In Today’s Workplace, Sometimes the Professional Gets Personal


workplace

Marriott International’s Daniella Tonetto says managers must adapt to the ways younger team members want to interact.

Author: Daniella Tonetto

In the hotel industry across Asia Pacific, customers often become friends. I’ve seen this in my conference sales teams — they attend each other’s birthday parties, meet at the pub after work — and the line between professional and personal becomes very easily blurred.

I find that my millennial team members also want to engage in this way. As a manager, you need to develop a social interest in what they’re doing. Whether it’s a monthly team dinner or one-on-one coffee breaks, they really want you to know what they are doing, what’s affecting their work, what their families are doing. Having come from a corporate environment, I must admit I find this challenging because for me: Work is work and personal life is personal.

Nevertheless, I make a concerted effort to walk around the office and chat with the team. I make this part of my daily routine. If I don’t engage, I fear that I may lose that connection with my team. Essentially you have to schedule time with your staff and get to know them on a personal level.

Team Recognition

We all have busy lives, but the workplace has such a prominent place in our lives. As a manager, you have to make sure your staff feel like they’re part of a team, part of a family — this builds loyalty. People don’t leave jobs, they leave their boss or their teams. Today’s generation of employees wants to know that their opinions count — this is where recognition is important.

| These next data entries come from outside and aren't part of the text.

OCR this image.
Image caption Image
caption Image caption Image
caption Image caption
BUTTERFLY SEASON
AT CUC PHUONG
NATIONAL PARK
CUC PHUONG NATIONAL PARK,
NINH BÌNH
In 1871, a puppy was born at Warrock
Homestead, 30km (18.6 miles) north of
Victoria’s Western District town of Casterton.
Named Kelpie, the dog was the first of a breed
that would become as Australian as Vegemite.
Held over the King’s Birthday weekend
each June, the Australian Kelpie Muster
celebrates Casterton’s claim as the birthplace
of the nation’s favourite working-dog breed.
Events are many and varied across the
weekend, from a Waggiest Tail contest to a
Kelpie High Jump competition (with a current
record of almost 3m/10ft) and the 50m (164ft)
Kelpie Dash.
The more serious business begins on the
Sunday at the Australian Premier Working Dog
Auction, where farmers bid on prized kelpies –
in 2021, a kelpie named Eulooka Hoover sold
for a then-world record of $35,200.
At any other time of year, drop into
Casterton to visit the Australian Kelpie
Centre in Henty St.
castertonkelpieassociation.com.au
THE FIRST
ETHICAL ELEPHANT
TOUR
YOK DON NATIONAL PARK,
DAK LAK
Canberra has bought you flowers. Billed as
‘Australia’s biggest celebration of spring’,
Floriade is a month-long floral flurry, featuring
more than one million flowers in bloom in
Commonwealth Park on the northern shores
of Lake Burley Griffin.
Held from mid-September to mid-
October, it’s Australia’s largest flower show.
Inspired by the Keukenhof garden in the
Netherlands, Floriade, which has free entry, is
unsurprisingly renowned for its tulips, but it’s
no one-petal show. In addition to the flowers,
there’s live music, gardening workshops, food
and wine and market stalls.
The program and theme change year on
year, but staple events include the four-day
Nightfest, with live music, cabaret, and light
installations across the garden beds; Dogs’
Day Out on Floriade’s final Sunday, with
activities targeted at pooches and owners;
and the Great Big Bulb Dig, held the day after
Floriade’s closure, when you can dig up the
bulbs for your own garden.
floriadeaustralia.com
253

You also need to identify the team’s “key influencers” — some might be a good influence, some might be bad, but they’re critical to the dynamics of the team, so it’s good to keep them close. For every minute you spend with everybody on the team, spend five minutes with the influencers, because they’ll share your messages.

Communication Strategies

In my generation, we didn’t have mobile phones, messaging apps, and social media, so to connect with people you had to talk to them face to face (or on the office phone). Millennials, however, are wired to their device(s) 24/7. They don’t know any differently, so there isn’t a defined line between professional communication and personal communication.

Emails often don’t get very far, especially when clients in China prefer (and insist on) doing business via WeChat. When dealing with clients, I insist my team take screenshots of everything that comes through via WeChat and save conversations into a record system — otherwise there’s no record of the business exchange.

Internally, we have a series of WhatsApp chat groups for team discussion — we have a group for the MICE team, a group for the marketing team, and PR team. The key is working out how the team likes to be communicated with and using those channels to influence and work with them.

We can set ground rules around workplace etiquette, but if you keep forcing staff to do something that they’re simply not wired to do, they’re not going to do it. So, as managers, we have to adapt if we want to engage our staff and empower the leaders of tomorrow.

Marriott International’s Daniella Tonetto is general manager, sales & marketing, at Sheraton Grand Macao Hotel — Cotai Central and The St. Regis Macao — Cotai Central.